= Confederation of European Paper Industries =

Pan-European association

The Confederation of European Paper Industries (CEPI) is the pan-European association representing the forest fibre and paper industry.

Through its 18 national associations, CEPI gathers 495 companies operating more than 900 pulp and paper mills across Europe producing paper, cardboard, pulp and other bio-based products. CEPI represents 22% of world production, €81 billion of annual turnover to the European economy and directly employs over 175,000 people.

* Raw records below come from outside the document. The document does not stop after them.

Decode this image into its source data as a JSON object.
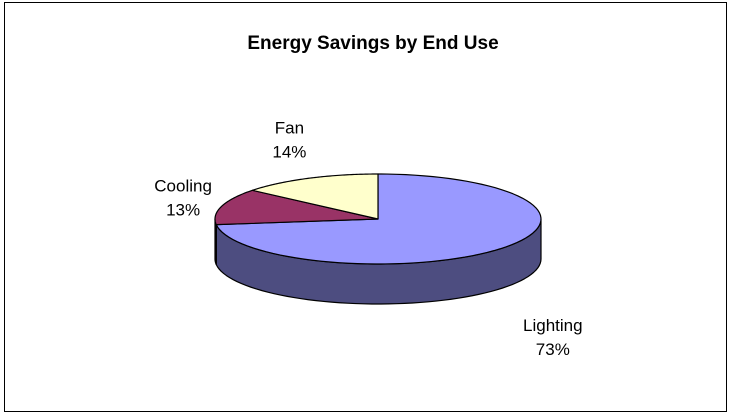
{
  "chart_data": {
    "type": "pie",
    "title": "Energy Savings by End Use",
    "labels": [
      "Lighting",
      "Cooling",
      "Fan"
    ],
    "values": [
      73,
      13,
      14
    ],
    "value_labels": [
      "73%",
      "13%",
      "14%"
    ],
    "colors": [
      "#9999ff",
      "#993366",
      "#ffffcc"
    ],
    "side_colors": [
      "#4d4d80",
      "#4d1a33",
      "#80806a"
    ],
    "three_d": true,
    "legend": "none"
  }
}
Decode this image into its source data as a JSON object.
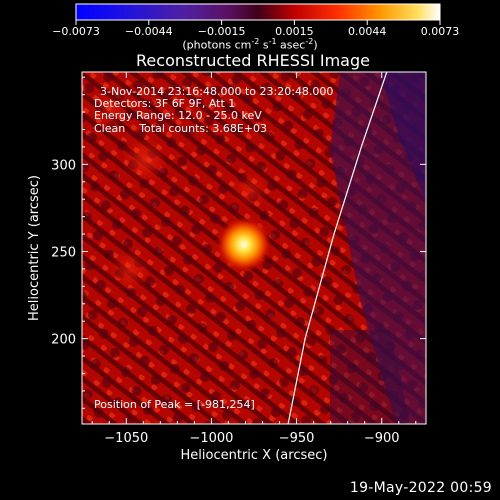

CEPI is member of the International Council of Forest and Paper Associations (ICFPA).

== History ==
In 1992 CEPI was founded by a merger of CEPAC (Confédération Européenne de l’Industrie des pâtes, papiers et cartons) and EPI (European Paper Institute).

List of chairmen:

| Period | Chairman |
|---|---|
| 1992-93 | Hartwig Geginat |
| 1994-95 | Frank de Wit |
| 1996-97 | Lars Helgesson |
| 1998-99 | Luis Delanders |
| 2000-01 | Juha Niemela |
| 2002-03 | Michael Gröller |
| 2004-05 | Carl Björnberg |
| 2006-07 | Frits Beurskens |
| 2008-09 | Magnus Hall |
| 2009-10 | Berry Wiersum |
| 2011-13 | Jussi Pesonen |
| 2013-15 | Gary McGann |
| 2016-18 | Peter Oswald |

== Member organisations ==

Through its 18 member countries (17 European Union members plus Norway), CEPI represents 505 pulp, paper and board producing companies across Europe, ranging from small and medium-sized companies to multi-nationals, and 920 pulp and paper mills.

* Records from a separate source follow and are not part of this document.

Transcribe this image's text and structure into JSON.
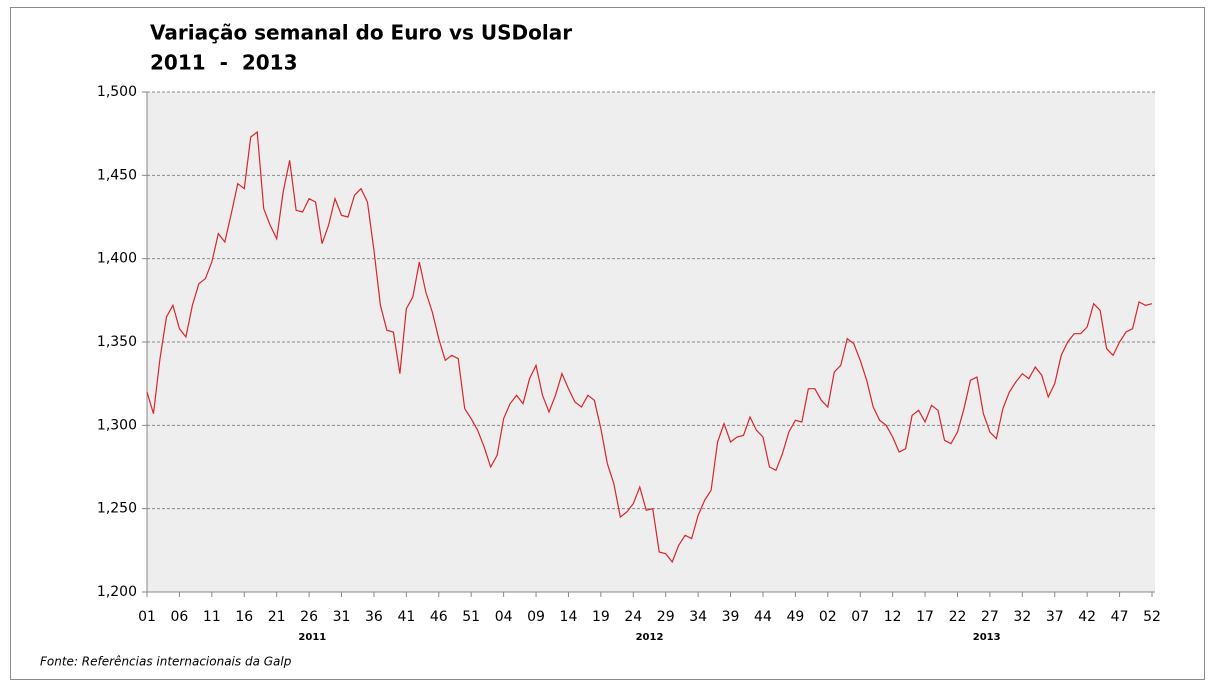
{
  "chart_data": {
    "type": "line",
    "title": "Variação semanal do Euro vs USDolar",
    "subtitle": "2011  -  2013",
    "source": "Fonte: Referências internacionais da Galp",
    "color": "#d9262b",
    "grid": true,
    "ylim": [
      1.2,
      1.5
    ],
    "yticks": [
      {
        "value": 1.2,
        "label": "1,200"
      },
      {
        "value": 1.25,
        "label": "1,250"
      },
      {
        "value": 1.3,
        "label": "1,300"
      },
      {
        "value": 1.35,
        "label": "1,350"
      },
      {
        "value": 1.4,
        "label": "1,400"
      },
      {
        "value": 1.45,
        "label": "1,450"
      },
      {
        "value": 1.5,
        "label": "1,500"
      }
    ],
    "groups": [
      "2011",
      "2012",
      "2013"
    ],
    "categories": [
      "01",
      null,
      null,
      null,
      null,
      "06",
      null,
      null,
      null,
      null,
      "11",
      null,
      null,
      null,
      null,
      "16",
      null,
      null,
      null,
      null,
      "21",
      null,
      null,
      null,
      null,
      "26",
      null,
      null,
      null,
      null,
      "31",
      null,
      null,
      null,
      null,
      "36",
      null,
      null,
      null,
      null,
      "41",
      null,
      null,
      null,
      null,
      "46",
      null,
      null,
      null,
      null,
      "51",
      null,
      null,
      null,
      null,
      "04",
      null,
      null,
      null,
      null,
      "09",
      null,
      null,
      null,
      null,
      "14",
      null,
      null,
      null,
      null,
      "19",
      null,
      null,
      null,
      null,
      "24",
      null,
      null,
      null,
      null,
      "29",
      null,
      null,
      null,
      null,
      "34",
      null,
      null,
      null,
      null,
      "39",
      null,
      null,
      null,
      null,
      "44",
      null,
      null,
      null,
      null,
      "49",
      null,
      null,
      null,
      null,
      "02",
      null,
      null,
      null,
      null,
      "07",
      null,
      null,
      null,
      null,
      "12",
      null,
      null,
      null,
      null,
      "17",
      null,
      null,
      null,
      null,
      "22",
      null,
      null,
      null,
      null,
      "27",
      null,
      null,
      null,
      null,
      "32",
      null,
      null,
      null,
      null,
      "37",
      null,
      null,
      null,
      null,
      "42",
      null,
      null,
      null,
      null,
      "47",
      null,
      null,
      null,
      null,
      "52"
    ],
    "values": [
      1.32,
      1.307,
      1.34,
      1.365,
      1.372,
      1.358,
      1.353,
      1.372,
      1.385,
      1.388,
      1.398,
      1.415,
      1.41,
      1.427,
      1.445,
      1.442,
      1.473,
      1.476,
      1.43,
      1.42,
      1.412,
      1.44,
      1.459,
      1.429,
      1.428,
      1.436,
      1.434,
      1.409,
      1.42,
      1.436,
      1.426,
      1.425,
      1.438,
      1.442,
      1.434,
      1.405,
      1.372,
      1.357,
      1.356,
      1.331,
      1.37,
      1.377,
      1.398,
      1.38,
      1.368,
      1.352,
      1.339,
      1.342,
      1.34,
      1.31,
      1.304,
      1.297,
      1.287,
      1.275,
      1.282,
      1.304,
      1.313,
      1.318,
      1.313,
      1.328,
      1.336,
      1.318,
      1.308,
      1.318,
      1.331,
      1.322,
      1.314,
      1.311,
      1.318,
      1.315,
      1.298,
      1.277,
      1.265,
      1.245,
      1.248,
      1.253,
      1.263,
      1.249,
      1.25,
      1.224,
      1.223,
      1.218,
      1.228,
      1.234,
      1.232,
      1.246,
      1.255,
      1.261,
      1.29,
      1.301,
      1.29,
      1.293,
      1.294,
      1.305,
      1.297,
      1.293,
      1.275,
      1.273,
      1.283,
      1.296,
      1.303,
      1.302,
      1.322,
      1.322,
      1.315,
      1.311,
      1.332,
      1.336,
      1.352,
      1.349,
      1.339,
      1.327,
      1.311,
      1.303,
      1.3,
      1.293,
      1.284,
      1.286,
      1.306,
      1.309,
      1.302,
      1.312,
      1.309,
      1.291,
      1.289,
      1.296,
      1.31,
      1.327,
      1.329,
      1.307,
      1.296,
      1.292,
      1.31,
      1.32,
      1.326,
      1.331,
      1.328,
      1.335,
      1.33,
      1.317,
      1.325,
      1.342,
      1.35,
      1.355,
      1.355,
      1.359,
      1.373,
      1.369,
      1.346,
      1.342,
      1.35,
      1.356,
      1.358,
      1.374,
      1.372,
      1.373
    ]
  }
}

- Austria AUSTROPAPIER (Vereiningug der Oesterreichischen Papierindustrie
- Belgium COBELPA (Association des Fabricants de Pates, Papiers et Cartons de Belgique)
- Czech Republic ACPP (Association of the Czech Pulp and Paper Industry
- Finland FFIF (Finnish Forest Industry Federation)
- France COPACEL (Union Française des Industries des Cartons, Papiers et Celluloses)
- Germany VDP (Verband Deutscher Papierfabriken)
- Hungary FedPrint (Federation of Hungarian Printers and Papermakers)
- Italy ASSOCARTA (Associazione Italiana fra gli Industriali della Carta, Cartoni e Paste per Carta)
- Netherlands Royal VNP (Royal Netherlands Paper and Board Association)
- Norway NORSK Industri
- Poland SPP (Association of Polish Papermakers)
- Portugal CELPA (Associacao da Industria Papeleira)
- Romania ROMPAP (Romanian Paper Association)
- Slovak Republic ZCPP (Pulp and Paper Industry Federation Slovak Republic)
- Slovenia GZS (Paper and Paper Converting Industry Association)
- Spain ASPAPEL (Asociacion Espanola de Fabricantes de Pastas, Papel y Carton)
- Sweden SFIF (Swedish Forest Industry Federation)
- United Kingdom CPI (Confederation of Paper Industries)

== Areas of advocacy ==

Based in Brussels, CEPI represents its members towards the European institutions in the following areas:

- Bioeconomy
- Circular Economy
- Energy & Climate Change
- Environment
- Sustainability
- Competitiveness & Trade
- Recycling
- Resource Efficiency
- Forestry
- Innovation
- Transport
- Skills & employment

== Recycling ==

Paper for recycling is a major source of the paper industry's raw material, which is why the industry pushes for new heights for the European recycling rate. The recycling rate reached 71.5% in 2015 - exceeding the voluntary target of 70% that was set by the industries declaration in 2011 - along the paper value chain (ERPC). The total amount of paper collected and sent to recycling in paper mills in 2015 was almost 56 million tonnes, an increase of 28.1% since 2000. 18.2% was exported for recycling in third countries.

== European Paper Week ==
European Paper Week is the annual event that unites representatives globally from the European paper industry. It normally takes place at the event of the year in Brussels, Belgium.

The High-Level session is the key event at European Paper Week presenting high-level speakers not only from the industry, but also from the European institutions and other sectors. It focuses on the big issues shaping the European industry's future and discusses the future of the pulp and paper industry in the context of EU policy and the effects of globalisation.

A number of other key meetings and seminars are organised in the course of European Paper Week by industry sectors and organisations along the paper chain.